Social psychology – altruism and prosocial behaviour
Positive psychology – flourishing and making meaning
Awards
Australian Postgraduate Award (APA), 2011-2013
Adelaide University, School of Psychology Grant for research expenses, 2011
Prof. D.R. Grey Postgraduate Research Foundation Grant, 2010
The S.W.R.D. Bandaranaike Memorial Prize (Sri Lanka) – 1995
Psychology Research Interests
My PhD focuses on how people from refugee backgrounds utilise their religious beliefs, community support, cultural beliefs and activities, as well as cognitive strategies such as maintaining future hope, to cope with past and present stressors while striving to integrate into a new society.

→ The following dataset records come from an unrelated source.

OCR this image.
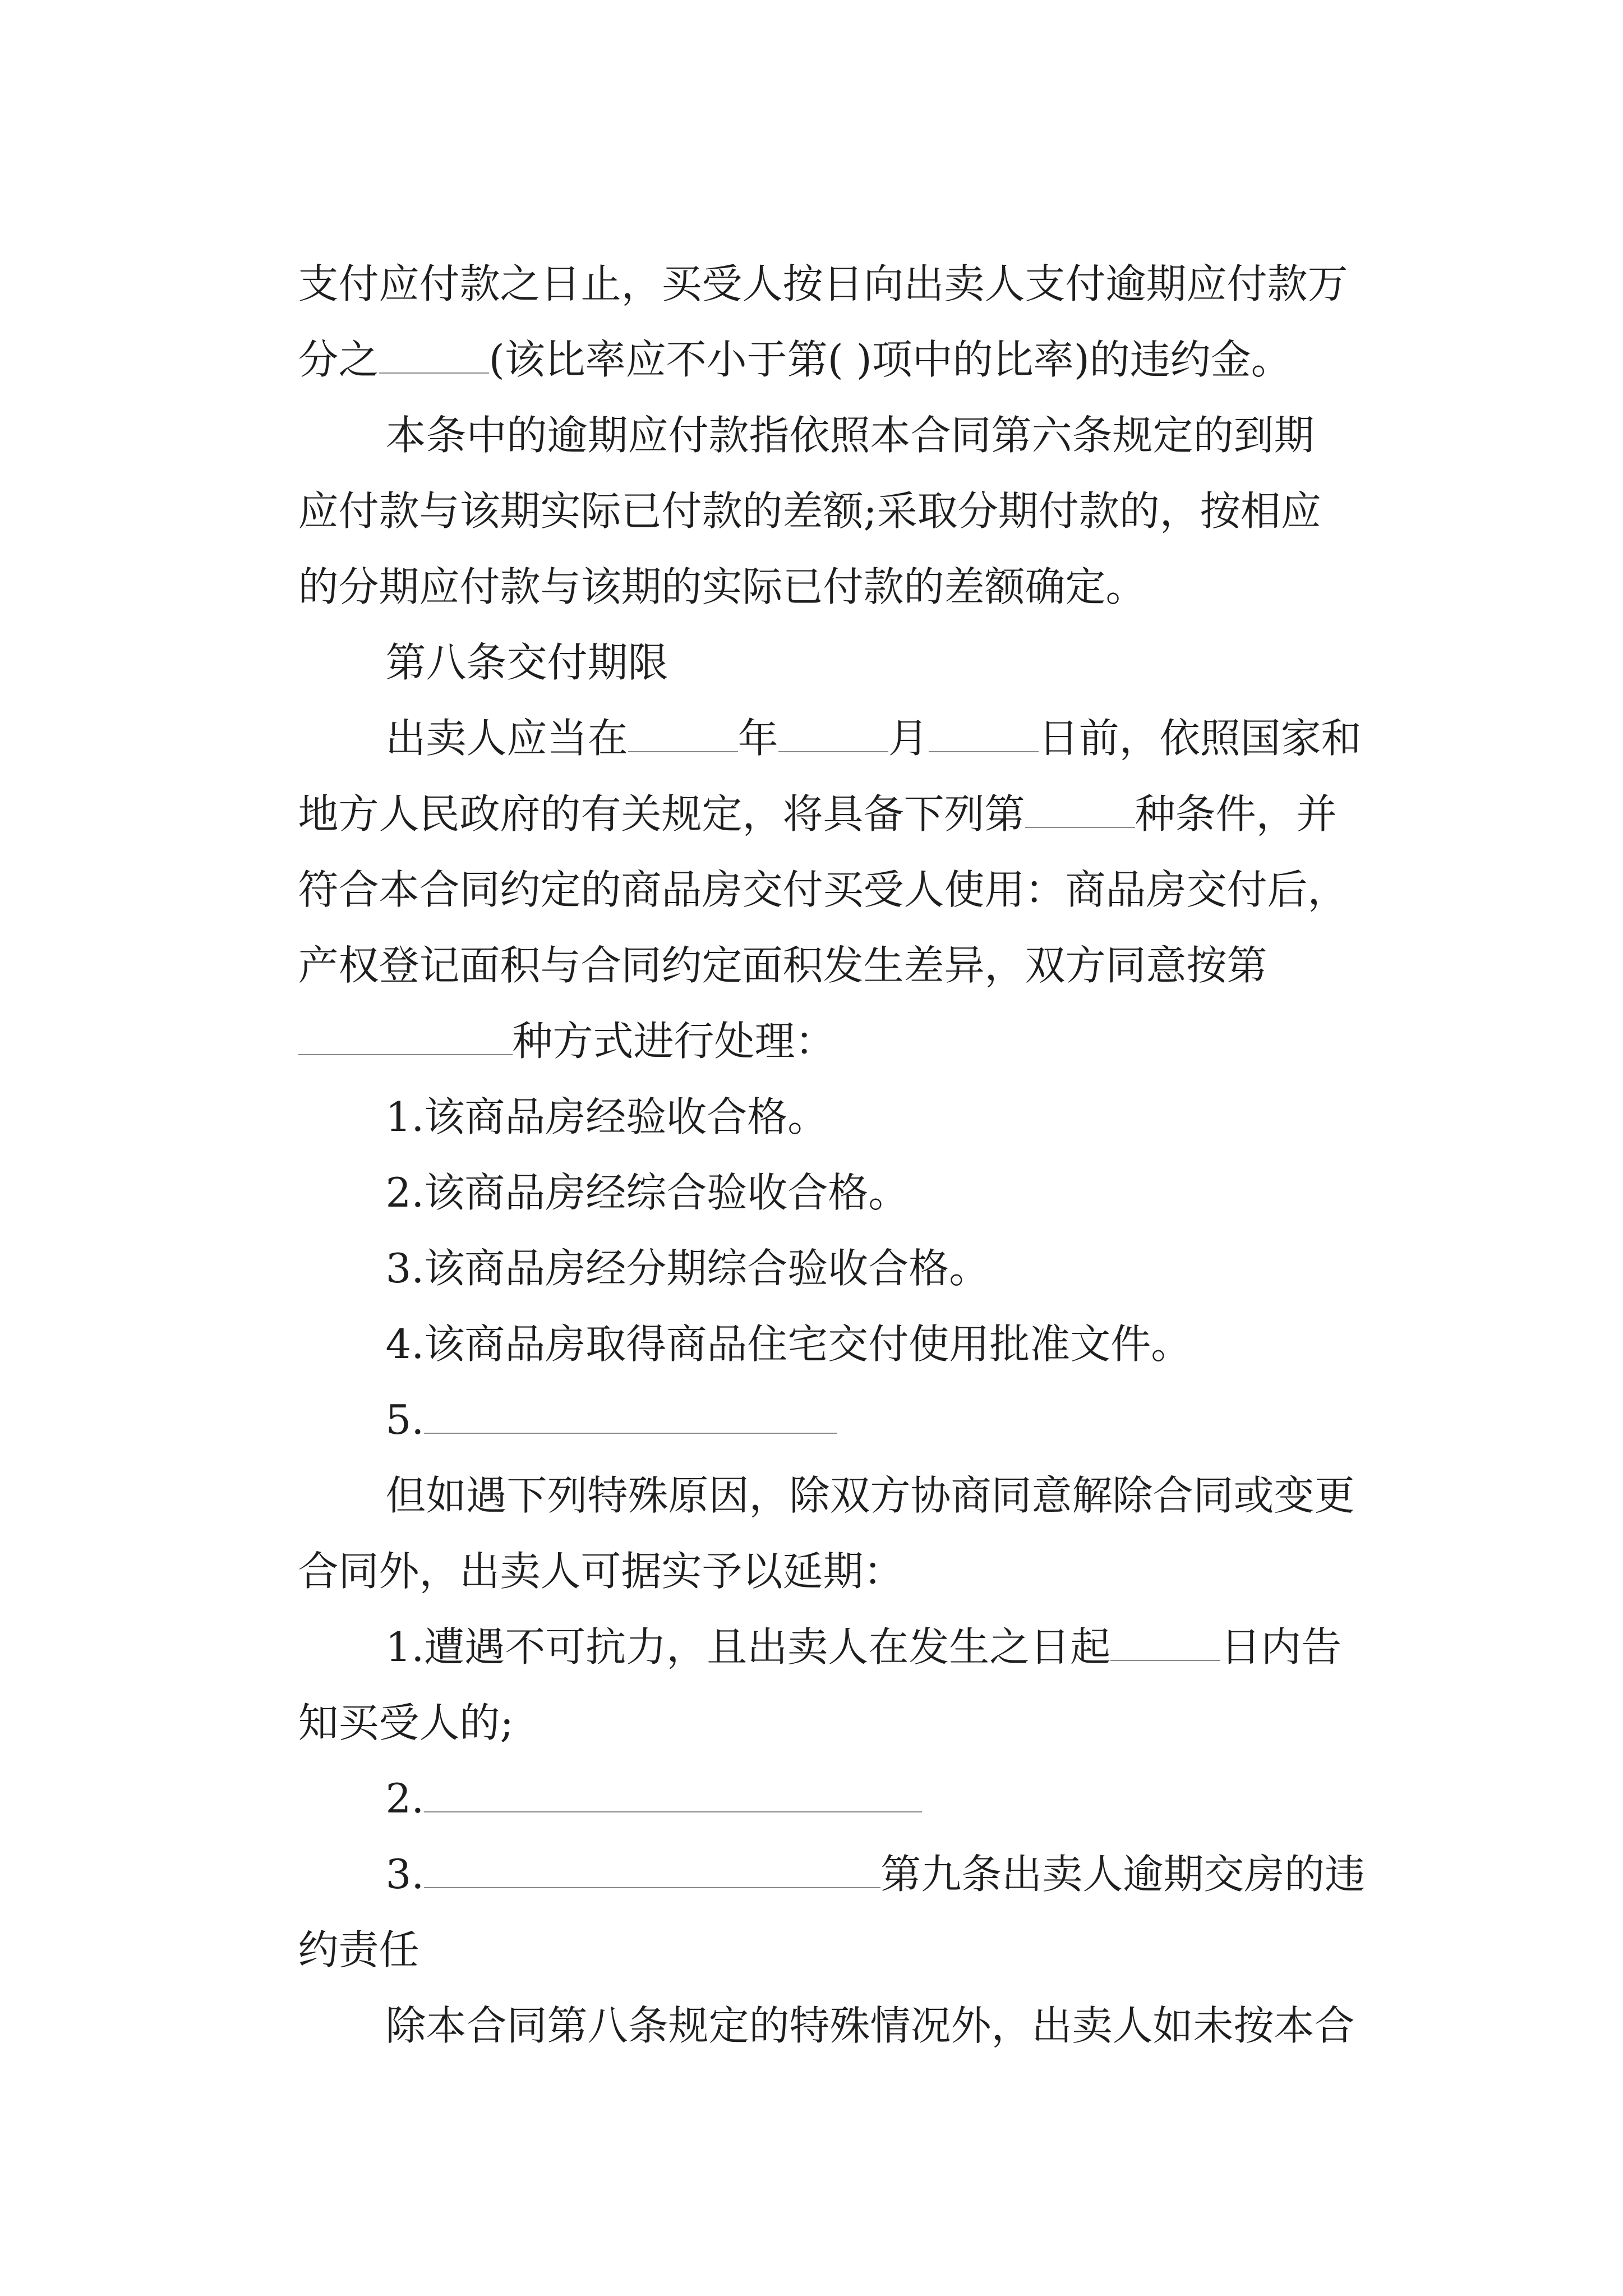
支付应付款之日止，买受人按日向出卖人支付逾期应付款万

分之	(该比率应不小于第( )项中的比率)的违约金。

本条中的逾期应付款指依照本合同第六条规定的到期

应付款与该期实际已付款的差额;采取分期付款的，按相应

的分期应付款与该期的实际已付款的差额确定。

第八条交付期限

出卖人应当在	年	月	日前，依照国家和

地方人民政府的有关规定，将具备下列第	种条件，并

符合本合同约定的商品房交付买受人使用：商品房交付后，

产权登记面积与合同约定面积发生差异，双方同意按第

种方式进行处理：

1.该商品房经验收合格。

2.该商品房经综合验收合格。

3.该商品房经分期综合验收合格。

4.该商品房取得商品住宅交付使用批准文件。

5.

但如遇下列特殊原因，除双方协商同意解除合同或变更

合同外，出卖人可据实予以延期：

1.遭遇不可抗力，且出卖人在发生之日起	日内告

知买受人的;

2.

3.	第九条出卖人逾期交房的违

约责任

除本合同第八条规定的特殊情况外，出卖人如未按本合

I am especially interested in how engaging in prosocial behaviour or ‘altruism born of suffering’ (e.g. Staub & Vollhardt, 2008) has become an integral part of them – shaping and bringing meaning to their lives. As one interviewee explains her philosophy of life:
“Just do good and go; don’t expect anything in return ... The good you do will wait for you in the front; someone else will do it for you...”

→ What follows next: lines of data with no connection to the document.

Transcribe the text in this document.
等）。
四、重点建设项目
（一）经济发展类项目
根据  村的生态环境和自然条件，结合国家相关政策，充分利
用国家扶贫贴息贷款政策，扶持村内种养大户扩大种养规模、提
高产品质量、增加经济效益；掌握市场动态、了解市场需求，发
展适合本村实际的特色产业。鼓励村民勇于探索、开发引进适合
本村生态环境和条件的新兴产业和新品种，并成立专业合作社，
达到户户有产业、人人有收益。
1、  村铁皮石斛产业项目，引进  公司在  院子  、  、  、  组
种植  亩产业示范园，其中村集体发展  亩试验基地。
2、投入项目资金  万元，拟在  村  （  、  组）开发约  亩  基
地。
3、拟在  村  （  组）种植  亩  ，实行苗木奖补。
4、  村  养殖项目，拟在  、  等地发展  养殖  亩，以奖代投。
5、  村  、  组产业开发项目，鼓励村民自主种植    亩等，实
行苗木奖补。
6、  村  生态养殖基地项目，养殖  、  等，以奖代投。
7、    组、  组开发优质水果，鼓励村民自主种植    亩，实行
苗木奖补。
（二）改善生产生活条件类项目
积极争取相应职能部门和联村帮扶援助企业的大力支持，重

I have encountered so much personal strength, resilience and determination to succeed in members of the two communities I have been studying; it is surprising that more research has not been done in this area. I am hoping that my study in some way is able to highlight the enormous contribution these people can and will make to Australian society, in order to ensure that Australia remains the great and multiculturally diverse place it is.
Publications
Perera, C., Puvimanasinghe, S., & Agger I. (2009). Giving voice to the voiceless: Using testimony as a brief therapy intervention in psychosocial community work for survivors of torture and organised violence. Copenhagen, Denmark: Rehabilitation and Research Centre for Torture Victims, Hong Kong, China: Asian Human Rights Commission.

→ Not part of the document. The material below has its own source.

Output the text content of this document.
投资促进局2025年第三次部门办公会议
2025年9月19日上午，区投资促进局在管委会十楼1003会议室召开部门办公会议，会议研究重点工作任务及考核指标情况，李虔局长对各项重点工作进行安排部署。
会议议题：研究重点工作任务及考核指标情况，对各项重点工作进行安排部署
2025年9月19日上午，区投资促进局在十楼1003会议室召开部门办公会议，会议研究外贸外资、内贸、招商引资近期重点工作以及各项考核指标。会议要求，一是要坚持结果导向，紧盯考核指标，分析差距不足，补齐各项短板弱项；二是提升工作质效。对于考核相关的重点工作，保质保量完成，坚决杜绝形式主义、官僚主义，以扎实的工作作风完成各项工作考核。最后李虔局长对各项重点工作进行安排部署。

Puvimanasinghe, S. (Oct-Dec. 2008). The truth behind the bars. Footprints, 4(5), 27.
Puvimanasinghe, S. (2006). Urgent appeals and advocacy: Bridging grassroots and international opinion for change. Praxis Papers, No 1. Copenhagen, Denmark: Rehabilitation and Research Centre for Torture Victims.
Fernando, B. & Puvimanasinghe, S. (Eds.). (2005). An X-Ray of the Sri Lankan policing system and torture of the poor. Hong Kong, China: Asian Human Rights Commission.
Puvimanasinghe, S. (Ed.). (2004). An exceptional collapse of the rule of law: Told through stories by families of the disappeared in Sri Lanka. Hong Kong, China: Asian Legal Resource Centre & Asian Human Rights Commission; Negombo, Sri Lanka: Association for the Families of the Disappeared.